Rivolgo alla comunità cattolica degli Stati Uniti i miei sentiti ringraziamenti! Con le parole di San Paolo: “Ringrazio il mio Dio ogni volta ch’io mi ricordo di voi, pregando sempre con gioia per voi in ogni mia preghiera” (Fil 1, 3).

2. Lo dico anche agli Stati Uniti d’America: oggi, nel nostro mondo molte Nazioni e molti popoli guardano a voi come al modello e all’esempio principali per il proprio progresso nella democrazia. Ma la democrazia ha bisogno di saggezza. La democrazia ha bisogno di virtù, se non vuole mettersi contro tutto ciò che intende difendere e incoraggiare. La democrazia resiste o cade a seconda delle verità e dei valori che incarna e promuove.

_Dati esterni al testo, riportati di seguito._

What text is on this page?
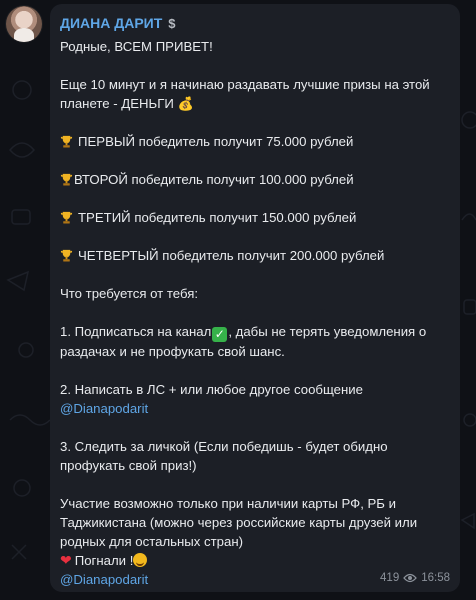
ДИАНА ДАРИТ $
Родные, ВСЕМ ПРИВЕТ!
Еще 10 минут и я начинаю раздавать лучшие призы на этой планете - ДЕНЬГИ 💰
ПЕРВЫЙ победитель получит 75.000 рублей
ВТОРОЙ победитель получит 100.000 рублей
ТРЕТИЙ победитель получит 150.000 рублей
ЧЕТВЕРТЫЙ победитель получит 200.000 рублей
Что требуется от тебя:
1. Подписаться на канал ✓ , дабы не терять уведомления о раздачах и не профукать свой шанс.
2. Написать в ЛС + или любое другое сообщение @Dianapodarit
3. Следить за личкой (Если победишь - будет обидно профукать свой приз!)
Участие возможно только при наличии карты РФ, РБ и Таджикистана (можно через российские карты друзей или родных для остальных стран)
❤ Погнали !
@Dianapodarit	419 16:58
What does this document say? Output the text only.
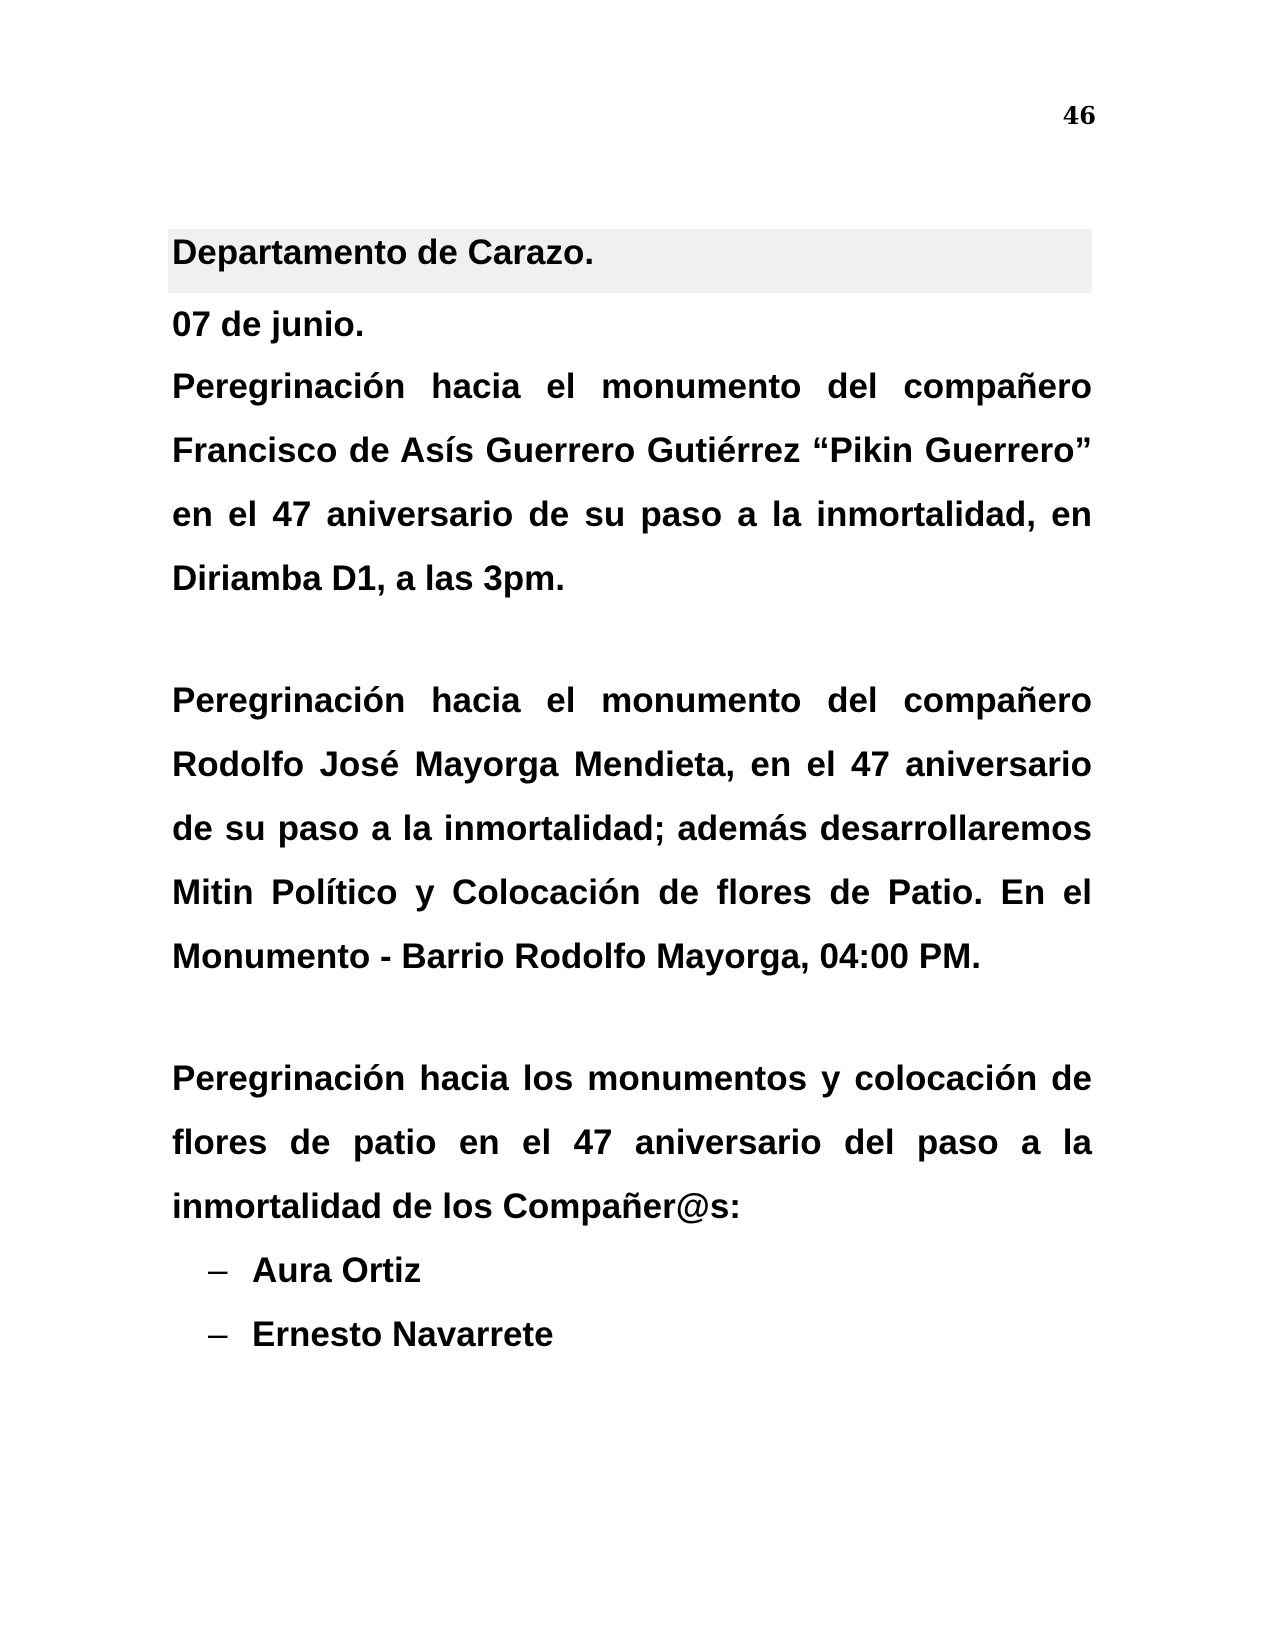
46
Departamento de Carazo.
07 de junio.

Peregrinación hacia el monumento del compañero Francisco de Asís Guerrero Gutiérrez “Pikin Guerrero” en el 47 aniversario de su paso a la inmortalidad, en Diriamba D1, a las 3pm.

Peregrinación hacia el monumento del compañero Rodolfo José Mayorga Mendieta, en el 47 aniversario de su paso a la inmortalidad; además desarrollaremos Mitin Político y Colocación de flores de Patio. En el Monumento - Barrio Rodolfo Mayorga, 04:00 PM.

Peregrinación hacia los monumentos y colocación de flores de patio en el 47 aniversario del paso a la inmortalidad de los Compañer@s:

– Aura Ortiz
– Ernesto Navarrete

La democrazia serve ciò che è vero e giusto quando tutela la dignità di ogni persona umana, quando rispetta gli inviolabili e inalienabili diritti umani, quando fa del bene comune il fine e il criterio regolatori di tutta la vita pubblica e sociale. Tuttavia, questi stessi valori devono avere un contenuto oggettivo. Altrimenti corrispondono soltanto al potere della maggioranza o ai desideri di chi grida più forte. Se un atteggiamento di scetticismo dovesse riuscire a mettere in dubbio perfino i principi fondamentali della legge morale, lo stesso sistema democratico verrebbe scosso alla base (cf. Evangelium Vitae, 70).

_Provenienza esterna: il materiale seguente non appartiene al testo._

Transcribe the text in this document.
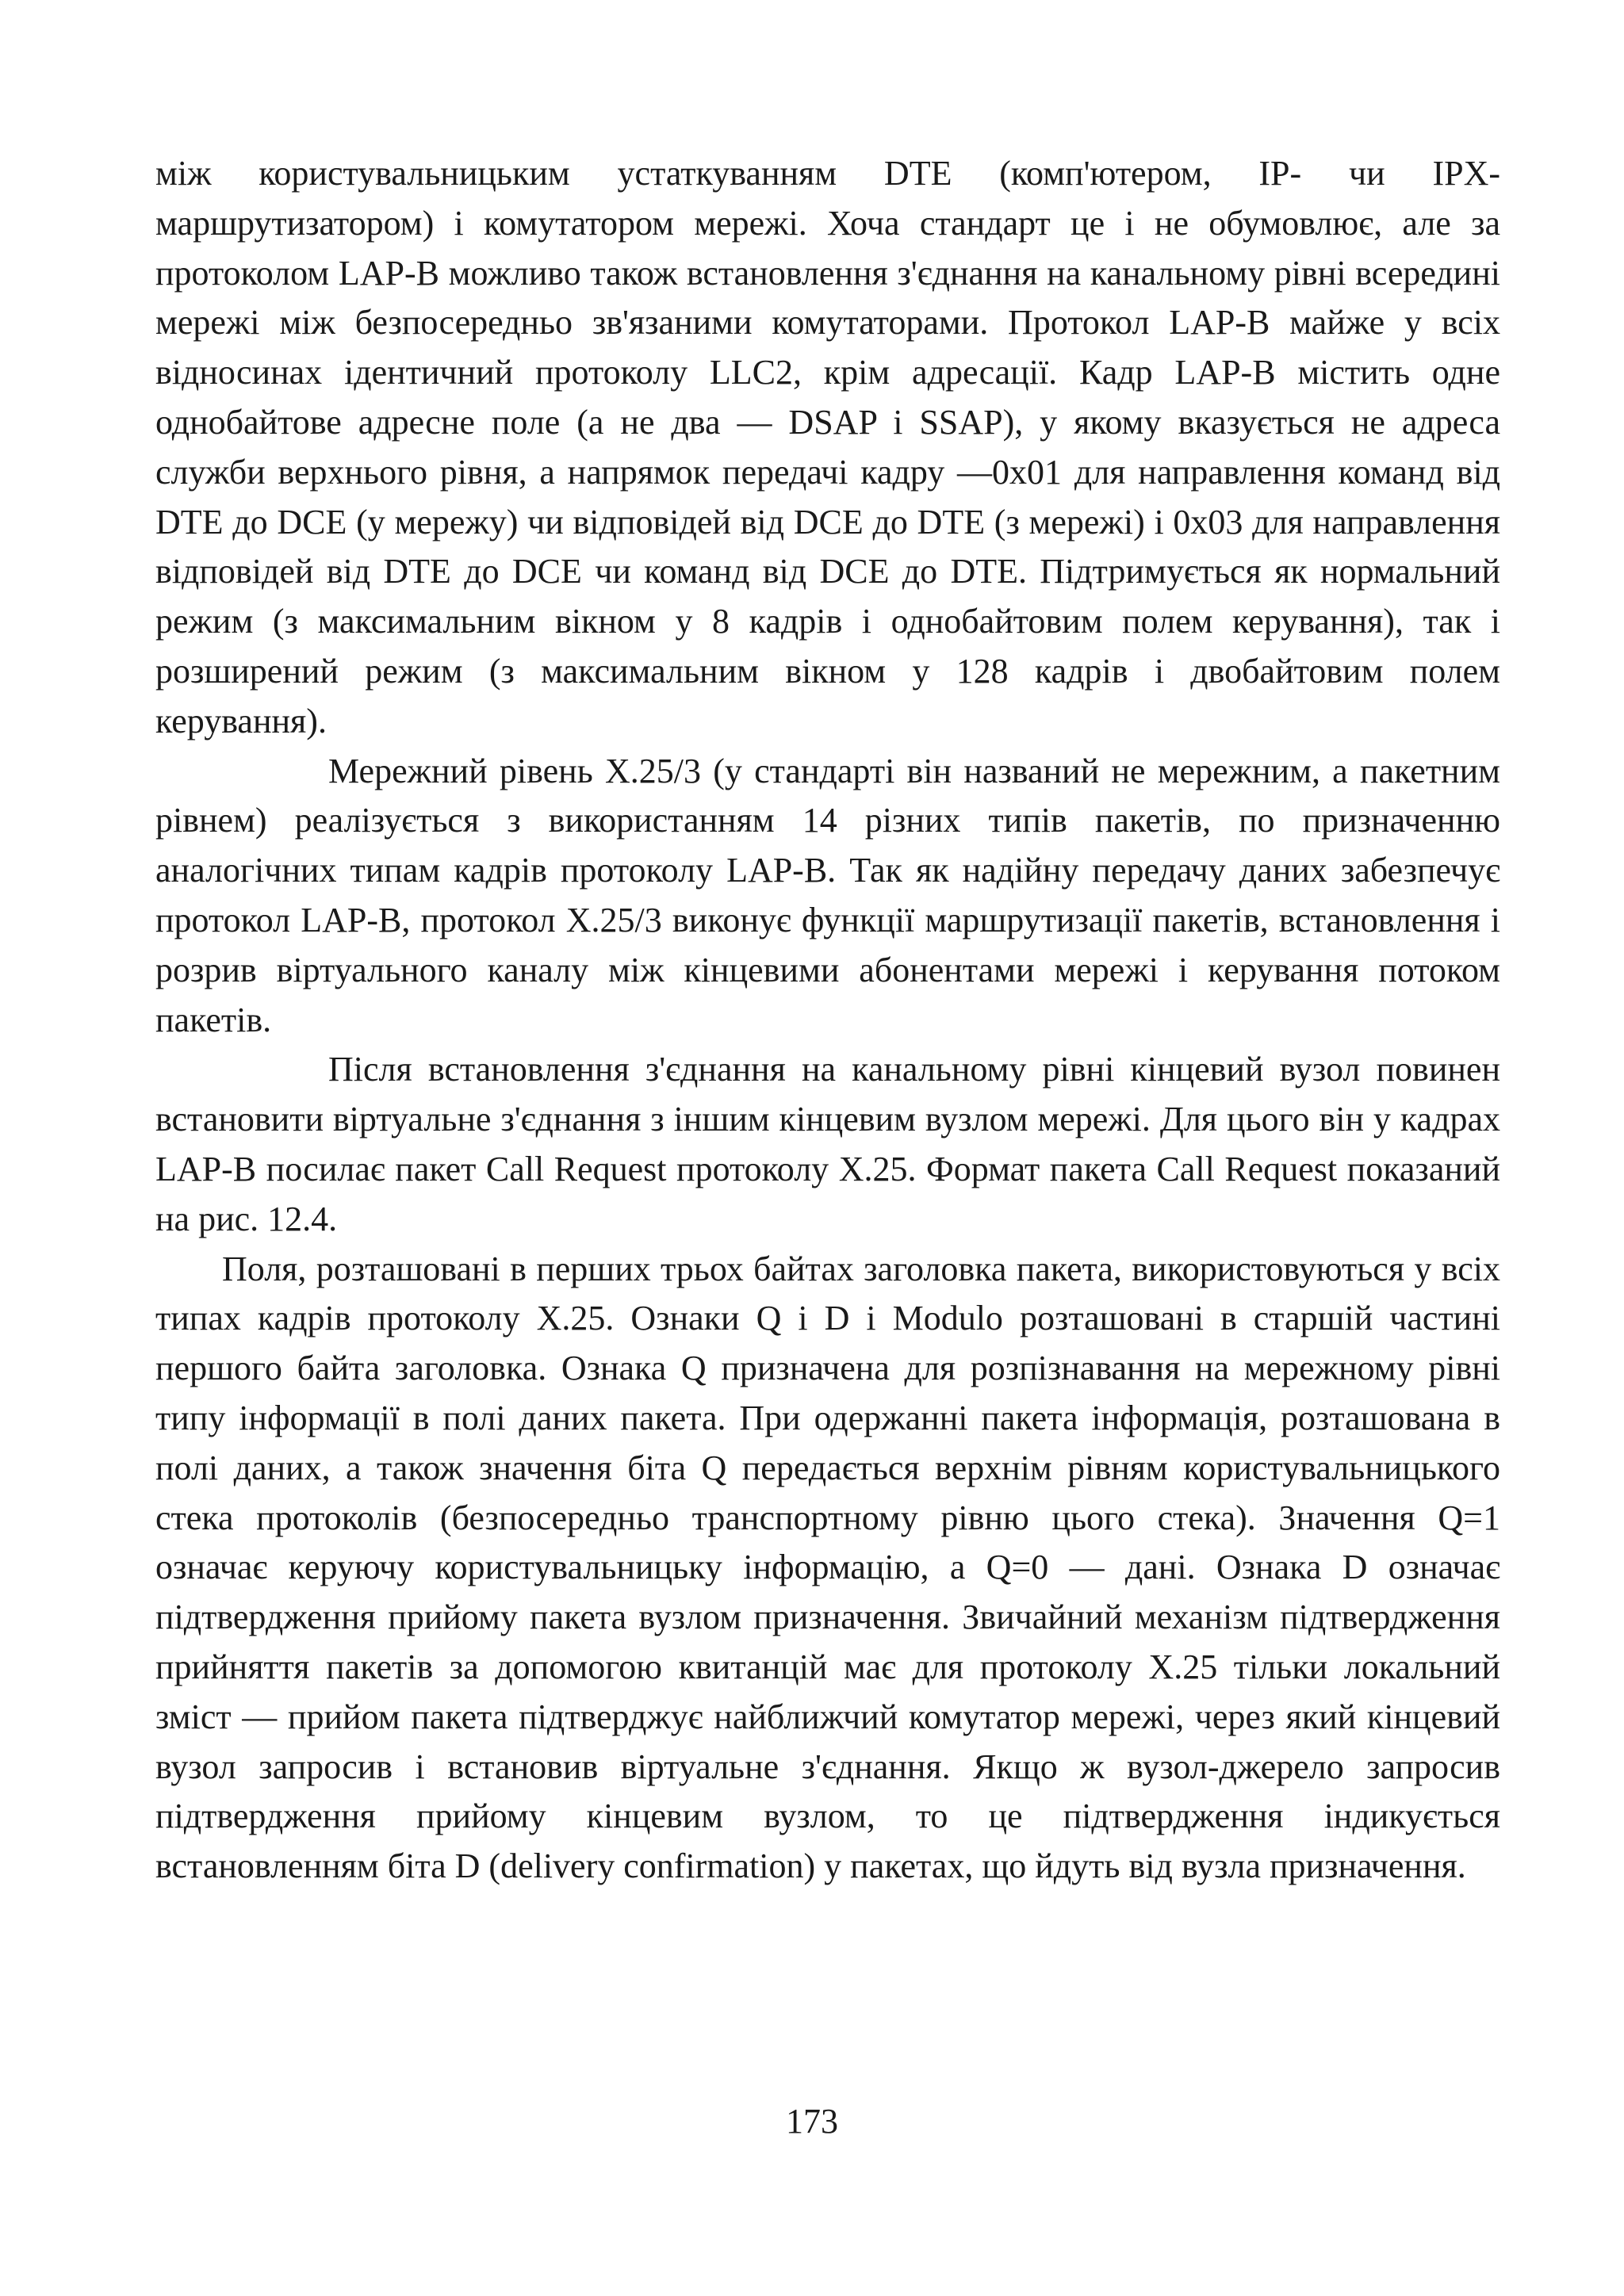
між користувальницьким устаткуванням DTE (комп'ютером, IP- чи IPX-маршрутизатором) і комутатором мережі. Хоча стандарт це і не обумовлює, але за протоколом LAP-B можливо також встановлення з'єднання на канальному рівні всередині мережі між безпосередньо зв'язаними комутаторами. Протокол LAP-B майже у всіх відносинах ідентичний протоколу LLC2, крім адресації. Кадр LAP-B містить одне однобайтове адресне поле (а не два — DSAP і SSAP), у якому вказується не адреса служби верхнього рівня, а напрямок передачі кадру —0x01 для направлення команд від DTE до DCE (у мережу) чи відповідей від DCE до DTE (з мережі) і 0x03 для направлення відповідей від DTE до DCE чи команд від DCE до DTE. Підтримується як нормальний режим (з максимальним вікном у 8 кадрів і однобайтовим полем керування), так і розширений режим (з максимальним вікном у 128 кадрів і двобайтовим полем керування).

Мережний рівень X.25/3 (у стандарті він названий не мережним, а пакетним рівнем) реалізується з використанням 14 різних типів пакетів, по призначенню аналогічних типам кадрів протоколу LAP-B. Так як надійну передачу даних забезпечує протокол LAP-B, протокол X.25/3 виконує функції маршрутизації пакетів, встановлення і розрив віртуального каналу між кінцевими абонентами мережі і керування потоком пакетів.

Після встановлення з'єднання на канальному рівні кінцевий вузол повинен встановити віртуальне з'єднання з іншим кінцевим вузлом мережі. Для цього він у кадрах LAP-B посилає пакет Call Request протоколу X.25. Формат пакета Call Request показаний на рис. 12.4.

Поля, розташовані в перших трьох байтах заголовка пакета, використовуються у всіх типах кадрів протоколу X.25. Ознаки Q і D і Modulo розташовані в старшій частині першого байта заголовка. Ознака Q призначена для розпізнавання на мережному рівні типу інформації в полі даних пакета. При одержанні пакета інформація, розташована в полі даних, а також значення біта Q передається верхнім рівням користувальницького стека протоколів (безпосередньо транспортному рівню цього стека). Значення Q=1 означає керуючу користувальницьку інформацію, а Q=0 — дані. Ознака D означає підтвердження прийому пакета вузлом призначення. Звичайний механізм підтвердження прийняття пакетів за допомогою квитанцій має для протоколу X.25 тільки локальний зміст — прийом пакета підтверджує найближчий комутатор мережі, через який кінцевий вузол запросив і встановив віртуальне з'єднання. Якщо ж вузол-джерело запросив підтвердження прийому кінцевим вузлом, то це підтвердження індикується встановленням біта D (delivery confirmation) у пакетах, що йдуть від вузла призначення.

173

3. Gli Stati Uniti possiedono una garanzia, un grande baluardo contro questa eventualità. Mi riferisco ai vostri documenti costitutivi: la Dichiarazione di Indipendenza, la Costituzione, la Bill of Rights. Questi documenti si basano, incarnandoli, sugli immutabili principi del diritto naturale, la cui verità e validità perenni possono essere comprese dalla ragione, in quanto si tratta della legge iscritta da Dio nei cuori umani (cf. Rm 2, 25).

Al centro della visione morale dei vostri documenti costitutivi sta il riconoscimento dei diritti della persona umana, e soprattutto il rispetto per la dignità e la santità della vita umana in tutte le condizioni e ad ogni stadio di sviluppo. Ti dico ancora una volta, America, alla luce delle tue tradizioni: ama la vita, nutri la vita, difendi la vita dal concepimento fino alla morte naturale.

4. Al termine del vostro Inno Nazionale troviamo queste parole:

“Dobbiamo conquistare, quando la nostra causa è giusta,
E questo sia il nostro motto: «In Dio riponiamo la nostra fiducia!»”.
America: che tu possa sempre riporre la tua fiducia in Dio e in nessun altro.
E quindi,
“Sventoleremo in trionfo la bandiera a stelle e strisce,
sul Paese della libertà e sulla casa dei coraggiosi”.
Grazie, e che Dio vi benedica tutti!